Returning to my story – when the editor got back to me, she indicated that there was no editorial policy on HARKing. Thus, in the framework I had spontaneously generated, I was working in a Prosecutorial framework. I wasn’t exactly comfortable with the role, but I set about acting as a responsible prosecutor: I noted my suspicions and their basis, strove not to overstate the case, and offered recommendations for how the authors should revise the manuscript to be more transparent if they did indeed HARK. I also signed the review. There are several good reasons to sign reviews, and among them is sense of accountability it can induce. That is, knowing I was putting my name on it made me more careful about how I presented my thoughts – and that seemed to me especially important if I was going to raise suspicions of QRPs. Moreover, it simply seemed more civilized not to cast suspicions from the shadow of anonymity.

Ultimately, I was comfortable with my review and the recommendations therein, but I am less comfortable with the general ambiguity of reviewers’ role as it pertains to QRPs. If this isn’t already a conversation, it needs to be one. And if it is already a conversation, it needs to be louder.


Kerr, N. L. (1998). HARKing: Hypothesizing after the results are known. Personality and Social Psychology Review2, 196-217.

1: Executive Producer: Dick Wolf

2: Hypothesized After the Results are Known, for the uninitiated.
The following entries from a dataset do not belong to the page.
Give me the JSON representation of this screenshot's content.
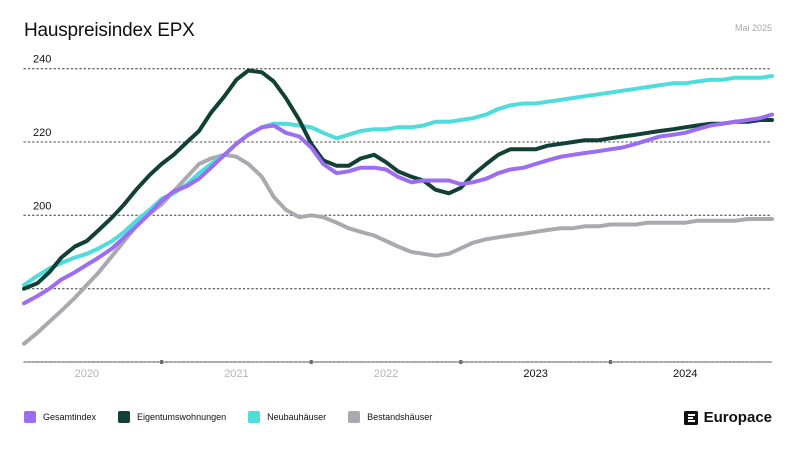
{
  "title": "Hauspreisindex EPX",
  "date_label": "Mai 2025",
  "brand": {
    "name": "Europace"
  },
  "colors": {
    "gesamtindex": "#9c6cf2",
    "eigentum": "#123f36",
    "neubau": "#4fdcdc",
    "bestand": "#a9a9b0",
    "grid": "#6b6b6b",
    "axis": "#6b6b6b",
    "tick_text": "#b5b5b5"
  },
  "chart_data": {
    "type": "line",
    "title": "Hauspreisindex EPX",
    "xlabel": "",
    "ylabel": "",
    "xlim": [
      2019.58,
      2024.58
    ],
    "ylim": [
      160,
      250
    ],
    "y_ticks": [
      160,
      180,
      200,
      220,
      240
    ],
    "y_tick_labels": [
      "",
      "",
      "200",
      "220",
      "240"
    ],
    "x_ticks": [
      2020,
      2021,
      2022,
      2023,
      2024
    ],
    "x_tick_labels": [
      "2020",
      "2021",
      "2022",
      "2023",
      "2024"
    ],
    "x_tick_emphasis": [
      false,
      false,
      false,
      true,
      true
    ],
    "x_dividers": [
      2020.5,
      2021.5,
      2022.5,
      2023.5
    ],
    "grid": true,
    "legend_position": "bottom-left",
    "series": [
      {
        "name": "Gesamtindex",
        "color_key": "gesamtindex",
        "x": [
          2019.58,
          2019.67,
          2019.75,
          2019.83,
          2019.92,
          2020.0,
          2020.08,
          2020.17,
          2020.25,
          2020.33,
          2020.42,
          2020.5,
          2020.58,
          2020.67,
          2020.75,
          2020.83,
          2020.92,
          2021.0,
          2021.08,
          2021.17,
          2021.25,
          2021.33,
          2021.42,
          2021.5,
          2021.58,
          2021.67,
          2021.75,
          2021.83,
          2021.92,
          2022.0,
          2022.08,
          2022.17,
          2022.25,
          2022.33,
          2022.42,
          2022.5,
          2022.58,
          2022.67,
          2022.75,
          2022.83,
          2022.92,
          2023.0,
          2023.08,
          2023.17,
          2023.25,
          2023.33,
          2023.42,
          2023.5,
          2023.58,
          2023.67,
          2023.75,
          2023.83,
          2023.92,
          2024.0,
          2024.08,
          2024.17,
          2024.25,
          2024.33,
          2024.42,
          2024.5,
          2024.58
        ],
        "values": [
          176.0,
          178.0,
          180.0,
          182.5,
          184.5,
          186.5,
          188.5,
          191.0,
          194.0,
          197.0,
          200.5,
          204.0,
          206.5,
          208.0,
          210.0,
          213.0,
          216.5,
          219.5,
          222.0,
          224.0,
          224.5,
          222.5,
          221.5,
          218.5,
          214.0,
          211.5,
          212.0,
          213.0,
          213.0,
          212.5,
          210.5,
          209.0,
          209.5,
          209.5,
          209.5,
          208.5,
          209.0,
          210.0,
          211.5,
          212.5,
          213.0,
          214.0,
          215.0,
          216.0,
          216.5,
          217.0,
          217.5,
          218.0,
          218.5,
          219.5,
          220.5,
          221.5,
          222.0,
          222.5,
          223.5,
          224.5,
          225.0,
          225.5,
          226.0,
          226.5,
          227.5
        ]
      },
      {
        "name": "Eigentumswohnungen",
        "color_key": "eigentum",
        "x": [
          2019.58,
          2019.67,
          2019.75,
          2019.83,
          2019.92,
          2020.0,
          2020.08,
          2020.17,
          2020.25,
          2020.33,
          2020.42,
          2020.5,
          2020.58,
          2020.67,
          2020.75,
          2020.83,
          2020.92,
          2021.0,
          2021.08,
          2021.17,
          2021.25,
          2021.33,
          2021.42,
          2021.5,
          2021.58,
          2021.67,
          2021.75,
          2021.83,
          2021.92,
          2022.0,
          2022.08,
          2022.17,
          2022.25,
          2022.33,
          2022.42,
          2022.5,
          2022.58,
          2022.67,
          2022.75,
          2022.83,
          2022.92,
          2023.0,
          2023.08,
          2023.17,
          2023.25,
          2023.33,
          2023.42,
          2023.5,
          2023.58,
          2023.67,
          2023.75,
          2023.83,
          2023.92,
          2024.0,
          2024.08,
          2024.17,
          2024.25,
          2024.33,
          2024.42,
          2024.5,
          2024.58
        ],
        "values": [
          180.0,
          181.5,
          184.5,
          188.5,
          191.5,
          193.0,
          196.0,
          199.5,
          203.0,
          207.0,
          211.0,
          214.0,
          216.5,
          220.0,
          223.0,
          228.0,
          232.5,
          237.0,
          239.5,
          239.0,
          236.5,
          232.0,
          226.0,
          219.5,
          215.0,
          213.5,
          213.5,
          215.5,
          216.5,
          214.5,
          212.0,
          210.5,
          209.5,
          207.0,
          206.0,
          207.5,
          211.0,
          214.0,
          216.5,
          218.0,
          218.0,
          218.0,
          219.0,
          219.5,
          220.0,
          220.5,
          220.5,
          221.0,
          221.5,
          222.0,
          222.5,
          223.0,
          223.5,
          224.0,
          224.5,
          225.0,
          225.0,
          225.5,
          225.5,
          226.0,
          226.0
        ]
      },
      {
        "name": "Neubauhäuser",
        "color_key": "neubau",
        "x": [
          2019.58,
          2019.67,
          2019.75,
          2019.83,
          2019.92,
          2020.0,
          2020.08,
          2020.17,
          2020.25,
          2020.33,
          2020.42,
          2020.5,
          2020.58,
          2020.67,
          2020.75,
          2020.83,
          2020.92,
          2021.0,
          2021.08,
          2021.17,
          2021.25,
          2021.33,
          2021.42,
          2021.5,
          2021.58,
          2021.67,
          2021.75,
          2021.83,
          2021.92,
          2022.0,
          2022.08,
          2022.17,
          2022.25,
          2022.33,
          2022.42,
          2022.5,
          2022.58,
          2022.67,
          2022.75,
          2022.83,
          2022.92,
          2023.0,
          2023.08,
          2023.17,
          2023.25,
          2023.33,
          2023.42,
          2023.5,
          2023.58,
          2023.67,
          2023.75,
          2023.83,
          2023.92,
          2024.0,
          2024.08,
          2024.17,
          2024.25,
          2024.33,
          2024.42,
          2024.5,
          2024.58
        ],
        "values": [
          181.0,
          183.5,
          185.5,
          187.0,
          188.5,
          189.5,
          191.0,
          193.0,
          195.5,
          198.5,
          201.5,
          204.5,
          206.0,
          208.5,
          211.5,
          214.0,
          216.5,
          219.5,
          222.0,
          224.0,
          225.0,
          225.0,
          224.5,
          224.0,
          222.5,
          221.0,
          222.0,
          223.0,
          223.5,
          223.5,
          224.0,
          224.0,
          224.5,
          225.5,
          225.5,
          226.0,
          226.5,
          227.5,
          229.0,
          230.0,
          230.5,
          230.5,
          231.0,
          231.5,
          232.0,
          232.5,
          233.0,
          233.5,
          234.0,
          234.5,
          235.0,
          235.5,
          236.0,
          236.0,
          236.5,
          237.0,
          237.0,
          237.5,
          237.5,
          237.5,
          238.0
        ]
      },
      {
        "name": "Bestandshäuser",
        "color_key": "bestand",
        "x": [
          2019.58,
          2019.67,
          2019.75,
          2019.83,
          2019.92,
          2020.0,
          2020.08,
          2020.17,
          2020.25,
          2020.33,
          2020.42,
          2020.5,
          2020.58,
          2020.67,
          2020.75,
          2020.83,
          2020.92,
          2021.0,
          2021.08,
          2021.17,
          2021.25,
          2021.33,
          2021.42,
          2021.5,
          2021.58,
          2021.67,
          2021.75,
          2021.83,
          2021.92,
          2022.0,
          2022.08,
          2022.17,
          2022.25,
          2022.33,
          2022.42,
          2022.5,
          2022.58,
          2022.67,
          2022.75,
          2022.83,
          2022.92,
          2023.0,
          2023.08,
          2023.17,
          2023.25,
          2023.33,
          2023.42,
          2023.5,
          2023.58,
          2023.67,
          2023.75,
          2023.83,
          2023.92,
          2024.0,
          2024.08,
          2024.17,
          2024.25,
          2024.33,
          2024.42,
          2024.5,
          2024.58
        ],
        "values": [
          165.0,
          168.0,
          171.0,
          174.0,
          177.5,
          181.0,
          184.5,
          189.0,
          193.0,
          197.0,
          200.5,
          203.0,
          206.5,
          210.5,
          214.0,
          215.5,
          216.5,
          216.0,
          214.0,
          210.5,
          205.0,
          201.5,
          199.5,
          200.0,
          199.5,
          198.0,
          196.5,
          195.5,
          194.5,
          193.0,
          191.5,
          190.0,
          189.5,
          189.0,
          189.5,
          191.0,
          192.5,
          193.5,
          194.0,
          194.5,
          195.0,
          195.5,
          196.0,
          196.5,
          196.5,
          197.0,
          197.0,
          197.5,
          197.5,
          197.5,
          198.0,
          198.0,
          198.0,
          198.0,
          198.5,
          198.5,
          198.5,
          198.5,
          199.0,
          199.0,
          199.0
        ]
      }
    ]
  }
}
3: In retrospect, maybe I could have reached out to open-science savvy researchers on social media for advice. That probably would have been a good idea. I’m still getting used to public engagement. I suspect someone has already written about this – and quite likely something better thought-out than this. If you know of anything relevant, please send it to me or leave it in the comments.

4: Beyond this particular problem, the role of a reviewer is often fraught with ambiguities, largely because, I think, editorial standards vary so widely.

5: Off the top of my head, I don’t know if any journals actually have policies remotely similar to this. My intuition is that such hardline policies would be extremely difficult to enforce.

6: Never mind for now how actually difficult it is to detect QRPs. By definition, many of them are invisible. How do you detect unreported variables? Maybe sometimes there are traces, but I’d guess that most of the time, there’s nothing to find.

7: One possibility is that if some journals adopted Investigative Model policies, researchers who engage in QRPs might be driven to roll the dice with journals that use the Prosecutorial Model and hope reviewers don’t catch their shenanigans.